Le second argument tient à une identification forte des italiens à ce qu’incarne Silvio Berlusconi. Giovanni Orsina évoque une « italianité droguée à la télé paillettes, avide de fric, portée sur l’illégalité, indulgente à l’égard de la corruption et viscéralement hostile à l’Etat » portée par un homme vu comme un « self-made man », – soit quelqu’un dont le succès serait avant tout lié à ses actions et ses décisions plutôt qu’à d’autres facteurs, notamment la condition sociale – qui représenterait « une autobiographie de la nation ».

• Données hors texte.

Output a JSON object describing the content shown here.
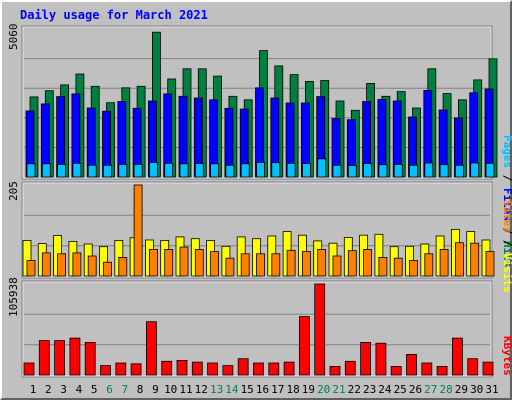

La politique italienne d’aujourd’hui a été profondément influencé par Berlusconi, et en est au moins partiellement le résultat. Marie-Anne Matard-Bonucci, professeure d’Histoire contemporaine à Paris 8, évoque que ce dernier « a érigé le populisme en système de gouvernement et a contribué à dédiaboliser l’extrême droite dès 1994, lorsqu’il est devenu pour la première fois président du Conseil. » et que « tout cela annonçait le système politique actuel avec l’extrême droite au pouvoir ».
Quelques liens et sources utiles
Ridet, P., & Gautheret, J. (2023, 12 juin). Silvio Berlusconi, figure majeure de la droite italienne, est mort. Le Monde.fr. https://www.lemonde.fr/disparitions/article/2023/06/12/silvio-berlusconi-figure-majeure-de-la-droite-italienne-est-mort_6177250_3382.html
Ravaz, B. (2009). Le populisme de Berlusconi ou les recettes de la popularité durable. Pouvoirs, 131(4), 149-161. https://doi.org/10.3917/pouv.131.0149.
Orsina, G. (2018). Le berlusconisme dans l’histoire de l’Italie (pp. 1-329). Les Belles Lettres.